Un «club» aux portes closes
C’est un peu la seule concession que consentira le candidat à l’assermentation. Il en est à sa troisième tentative pour entrer au Barreau. Il a fait une première démarche le 5 janvier 2015. La seconde remonte au 8 février 2017. Chaque fois, il a été recalé. Chaque fois, il a épuisé tous les recours offerts par la procédure administrative pour contester ces refus à répétition.
Ses arguments pour forcer les portes du «club» des avocats n’ont pas beaucoup changé depuis quatre ans. Ce sont d’ailleurs les mêmes qu’il a avancés devant les tribunaux correctionnels.
Nous devons nous poser la question si Monsieur Peters a le droit à l’oubli.“François Prum, ancien bâtonnier
Pierre Peters se dit victime de «condamnations politiques (…) qui punissent (ses) opinions contraires à celles ‘politiquement correctes’ du système qui nous sont imposées par ceux qui nous dirigent». Pour lui, les articles du code pénal réprimant l’incitation à la haine n’auraient pas d’autres objectifs que museler les opposants au système en place et servir la politique d’immigration dans l’intérêt de l’économie ultra libérale.
En 2017, dans son recours devant la CDA, il n’avait pas hésité à qualifier les membres du conseil de l’Ordre qui lui avaient refusé son entrée au Barreau de «petite équipe d’avocats multi-nationaux (s’arrogeant) le droit d’interdire à un Luxembourgeois qualifié, qui défend sa patrie, l’accès au Barreau luxembourgeois».
Droit à l’oubli ?
Deux ans plus tard, Pierre Peters revient à la charge et continue à se poser comme une victime du système et d’un délit d’opinion. Il n’est, dit-il, ni un meurtrier, ni un voleur, mais la victime d’une interprétation erronée que des juges ont fait du code pénal. «Je ne m’identifie pas à une condamnation pour incitation à la haine», a-t-il répété mercredi à l’audience.
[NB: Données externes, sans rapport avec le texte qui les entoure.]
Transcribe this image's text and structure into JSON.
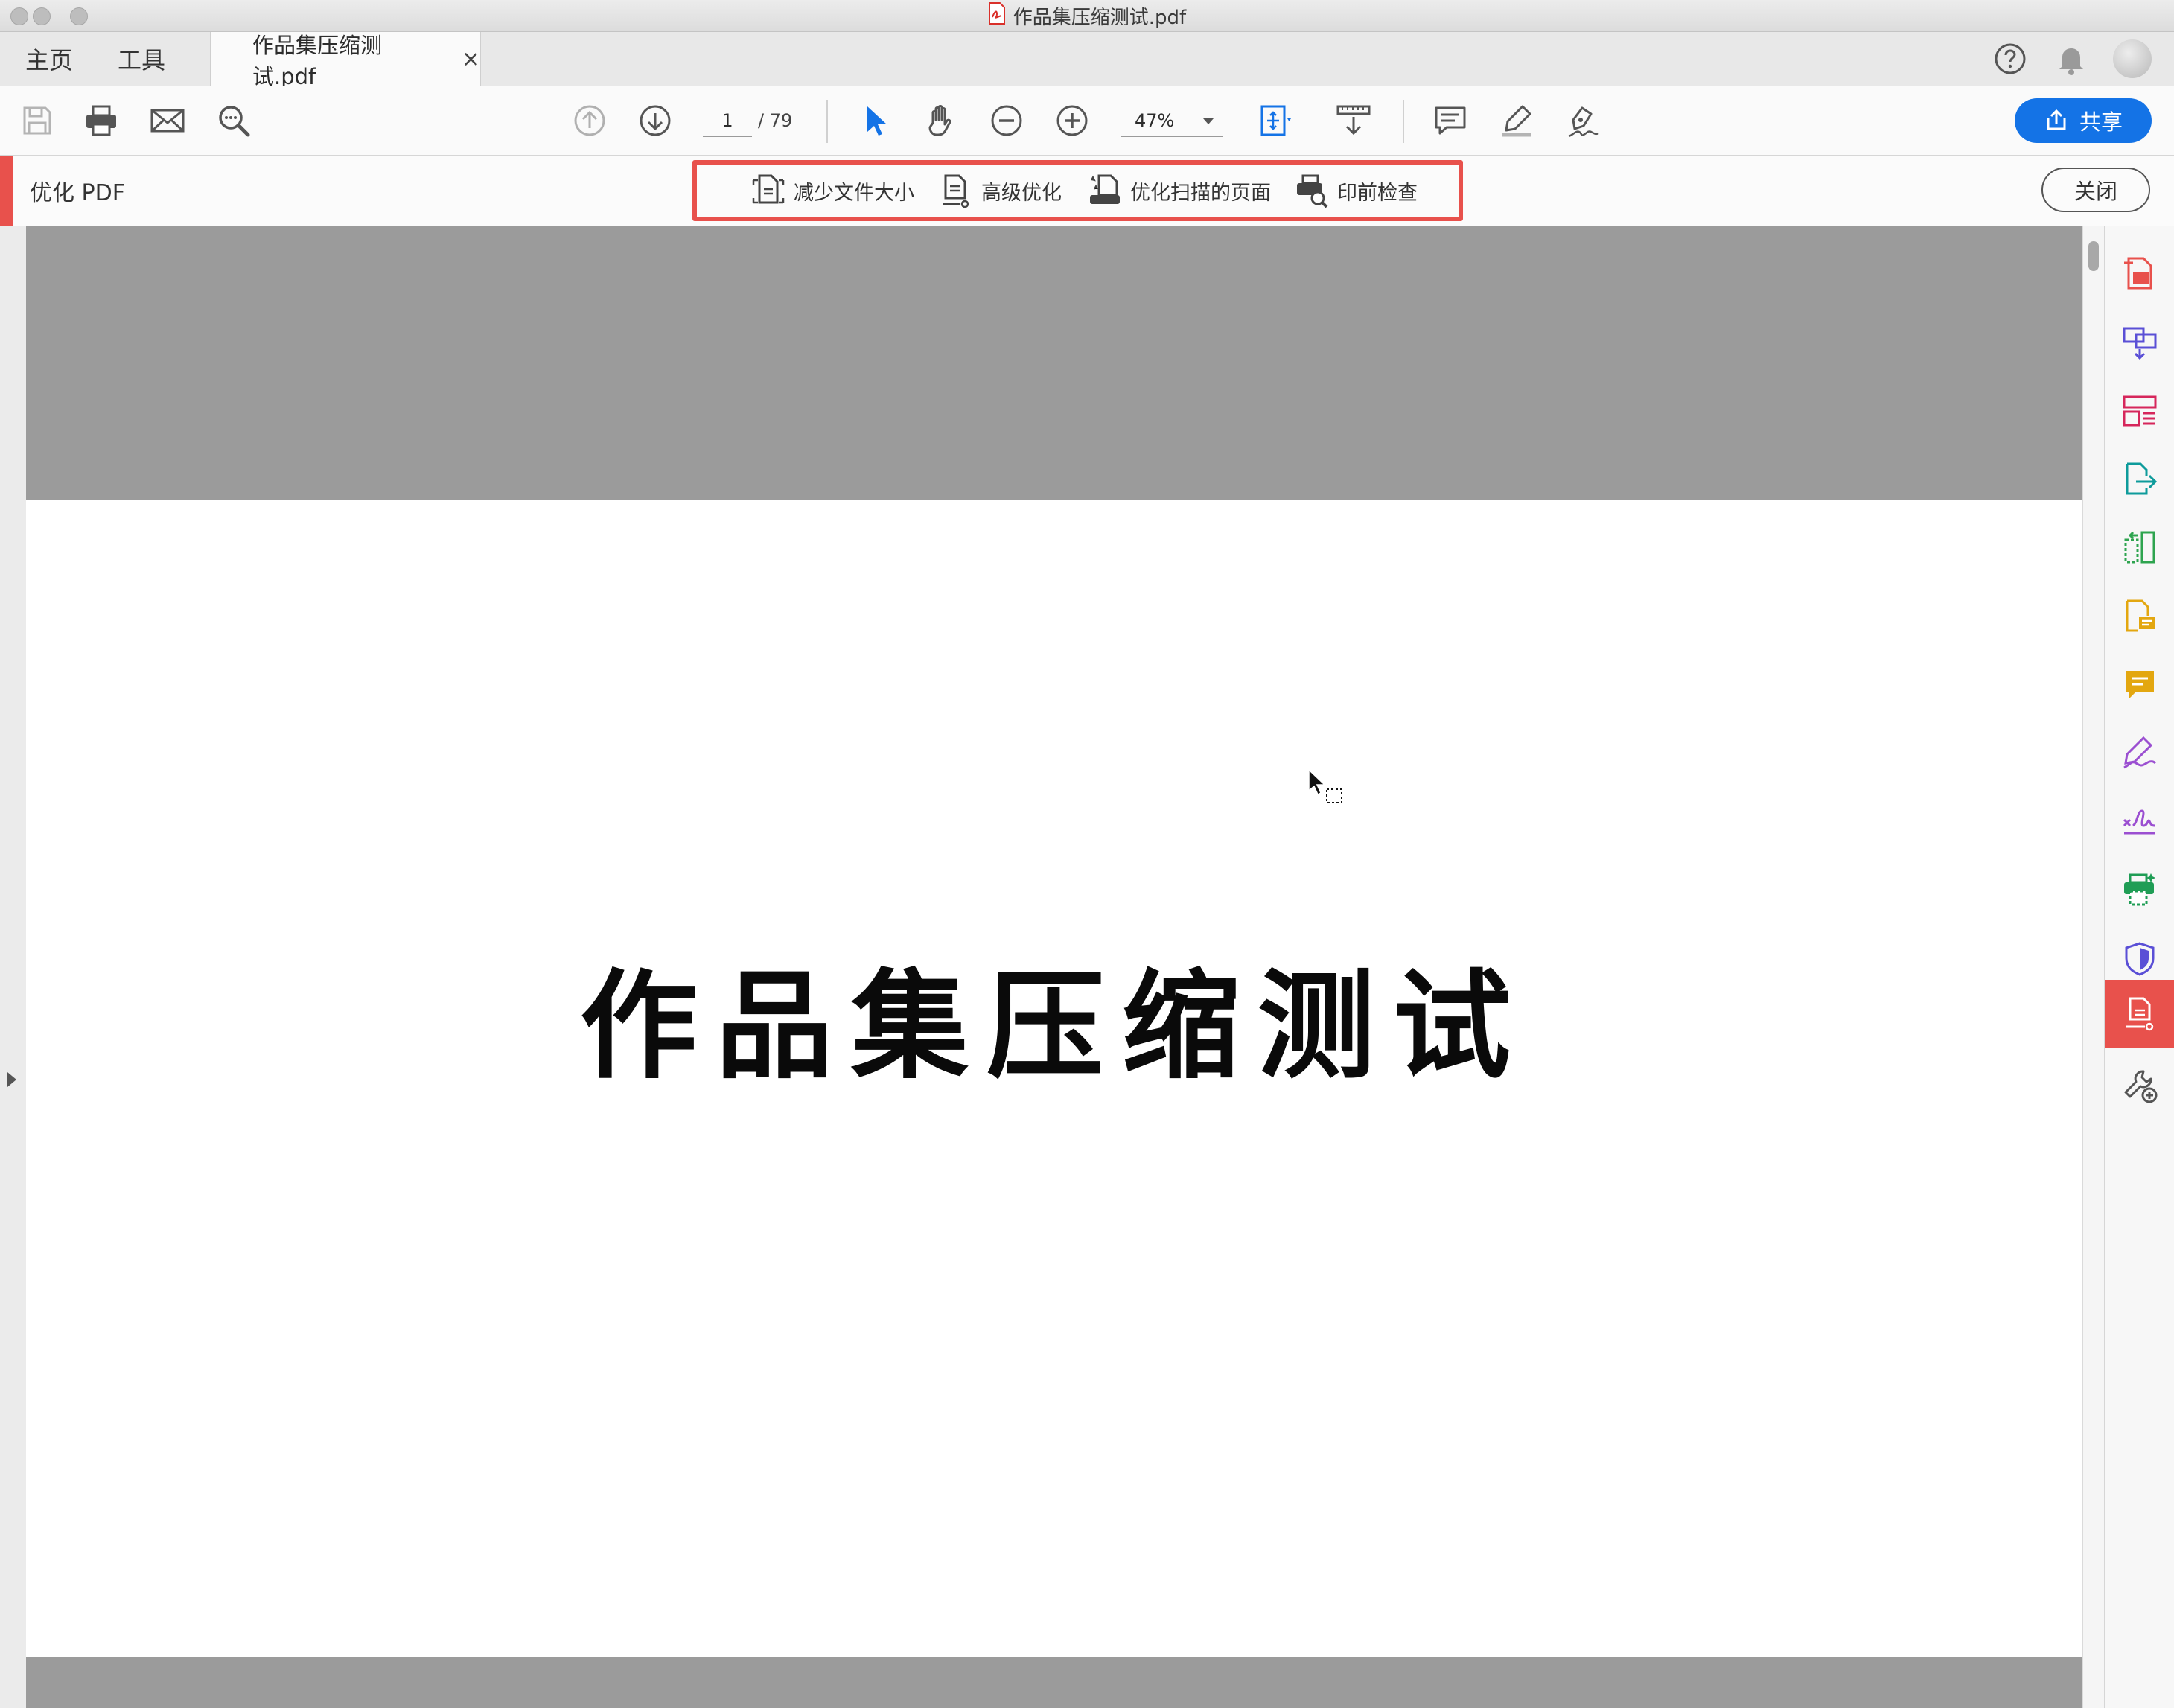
{
  "window": {
    "title": "作品集压缩测试.pdf"
  },
  "tabs": {
    "home": "主页",
    "tools": "工具",
    "document": "作品集压缩测试.pdf",
    "close_glyph": "×"
  },
  "toolbar": {
    "page_current": "1",
    "page_total": "/ 79",
    "zoom": "47%",
    "share_label": "共享"
  },
  "optimize_bar": {
    "title": "优化 PDF",
    "tools": [
      "减少文件大小",
      "高级优化",
      "优化扫描的页面",
      "印前检查"
    ],
    "close_label": "关闭",
    "accent_color": "#e8514c"
  },
  "document": {
    "title": "作品集压缩测试"
  },
  "right_panel": {
    "icons": [
      "create-pdf-icon",
      "combine-files-icon",
      "organize-pages-icon",
      "export-pdf-icon",
      "edit-pdf-icon",
      "request-signature-icon",
      "comment-icon",
      "fill-sign-icon",
      "certificate-icon",
      "print-production-icon",
      "protect-icon",
      "optimize-pdf-icon",
      "more-tools-icon"
    ],
    "active": "optimize-pdf-icon"
  }
}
Me Tom Loesch a souligné le caractère paradoxal d’une ligne de défense qui cherche à requalifier une condamnation pour incitation à la haine en délit d’opinion. Il a rappelé au candidat à l’assermentation qu’un avocat est aussi un auxiliaire de justice.
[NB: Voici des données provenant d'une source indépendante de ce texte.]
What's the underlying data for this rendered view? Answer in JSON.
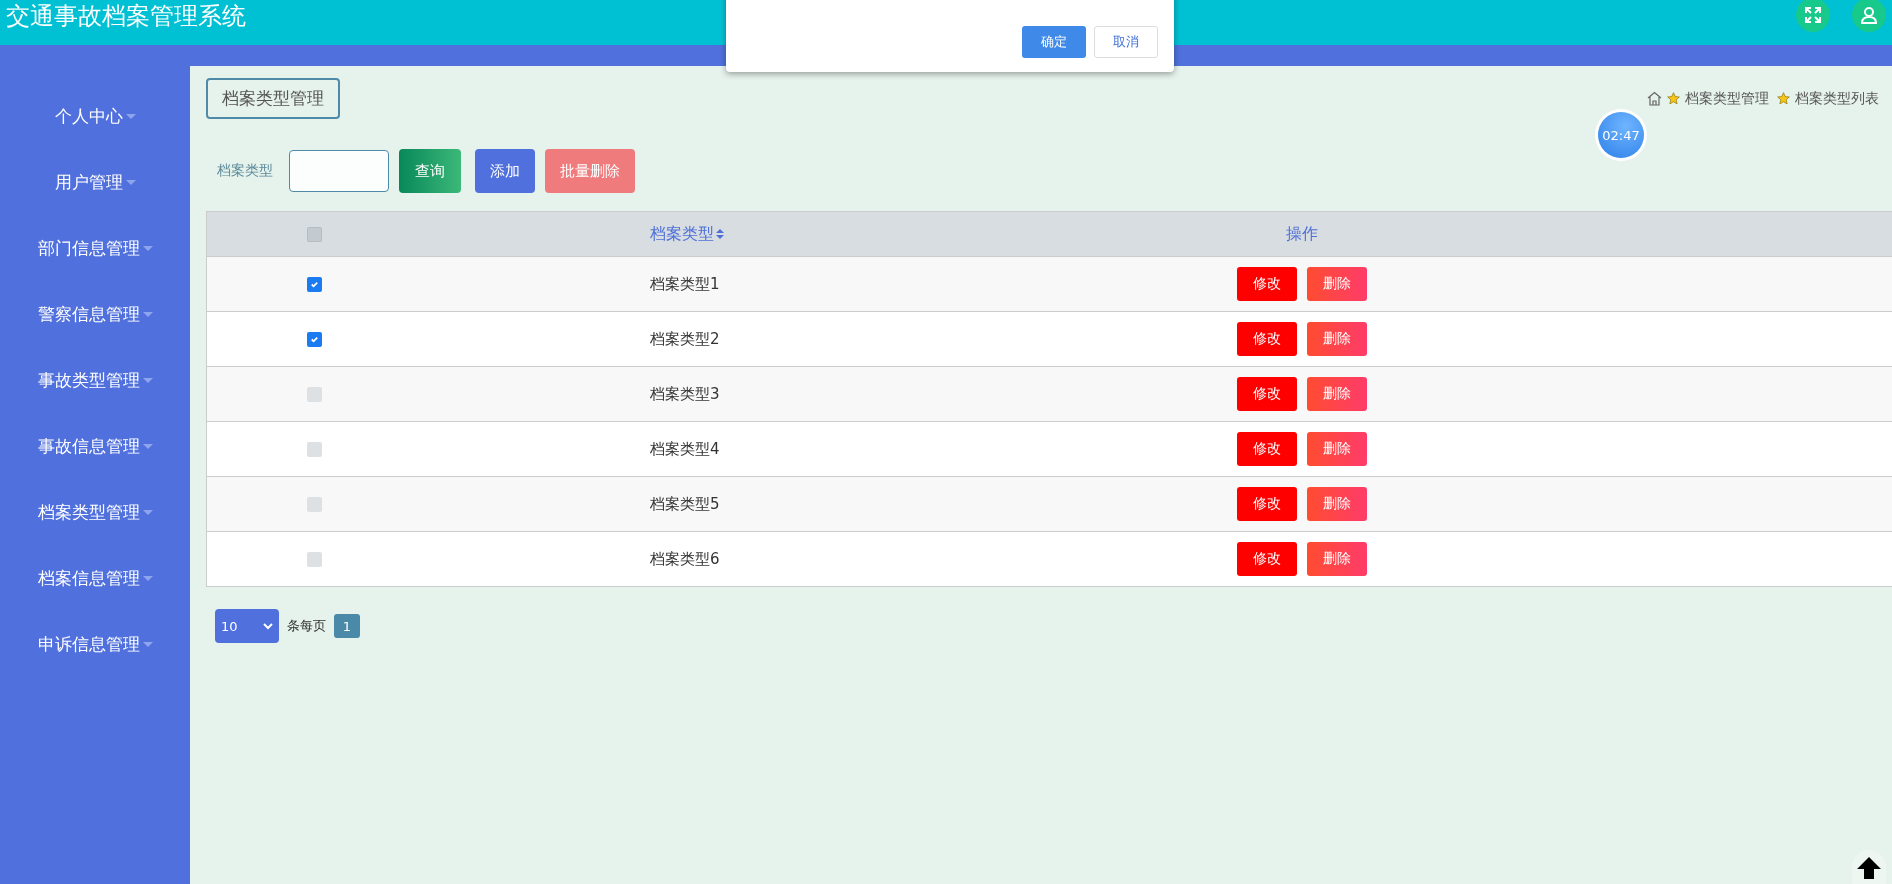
{
  "header": {
    "title": "交通事故档案管理系统"
  },
  "dialog": {
    "buttons": [
      "确定",
      "取消"
    ]
  },
  "sidebar": {
    "items": [
      {
        "label": "个人中心"
      },
      {
        "label": "用户管理"
      },
      {
        "label": "部门信息管理"
      },
      {
        "label": "警察信息管理"
      },
      {
        "label": "事故类型管理"
      },
      {
        "label": "事故信息管理"
      },
      {
        "label": "档案类型管理"
      },
      {
        "label": "档案信息管理"
      },
      {
        "label": "申诉信息管理"
      }
    ]
  },
  "page_title": "档案类型管理",
  "breadcrumb": [
    "档案类型管理",
    "档案类型列表"
  ],
  "timer": "02:47",
  "search": {
    "label": "档案类型",
    "buttons": [
      "查询",
      "添加",
      "批量删除"
    ]
  },
  "table": {
    "select_all": {
      "checked": false
    },
    "columns": [
      "档案类型",
      "操作"
    ],
    "rows": [
      {
        "checked": true,
        "name": "档案类型1",
        "actions": [
          "修改",
          "删除"
        ]
      },
      {
        "checked": true,
        "name": "档案类型2",
        "actions": [
          "修改",
          "删除"
        ]
      },
      {
        "checked": false,
        "name": "档案类型3",
        "actions": [
          "修改",
          "删除"
        ]
      },
      {
        "checked": false,
        "name": "档案类型4",
        "actions": [
          "修改",
          "删除"
        ]
      },
      {
        "checked": false,
        "name": "档案类型5",
        "actions": [
          "修改",
          "删除"
        ]
      },
      {
        "checked": false,
        "name": "档案类型6",
        "actions": [
          "修改",
          "删除"
        ]
      }
    ]
  },
  "pagination": {
    "page_size": "10",
    "per_page_label": "条每页",
    "pages": [
      {
        "label": "1",
        "selected": true
      }
    ]
  }
}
François Prum, l’ancien bâtonnier qui est intervenu dans la procédure pour le compte de l’Ordre des avocats, a délivré un avis défavorable. «Nous devons nous poser la question si Monsieur Peters a le droit à l’oubli», a-t-il indiqué. Pour le Barreau, la réponse est claire.
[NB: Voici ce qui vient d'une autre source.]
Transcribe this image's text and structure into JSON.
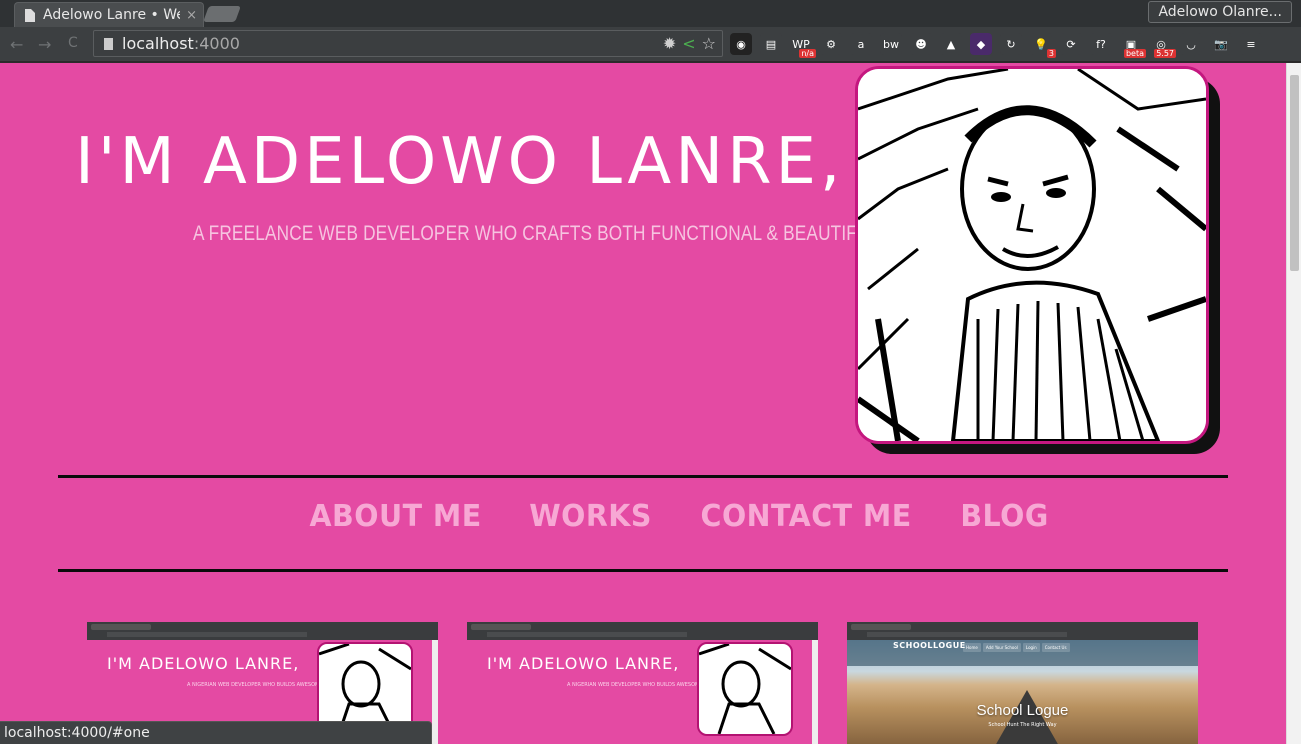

Son nom n’a pas été cité, mais tout le monde pense à l’ancien juge des tutelles Sandro Luci, qui a été mis à la retraite forcée en janvier 2017 pour comportement inapproprié avec l’une de ses protégées. Rayé de la magistrature, l’homme a pu se reconvertir au Barreau, bénéficiant, lui, d’un droit à l’oubli.
Pour autant, les faits pour lesquels Pierre Peters a été condamnés et son absence de repentir ne sont pas comparables ni de nature à lever les réticences du conseil de l’ordre des avocats à intégrer parmi eux un homme qui assume fièrement ses convictions et qui se serait affiché en Allemagne à des réunions du parti ultranationaliste NPD.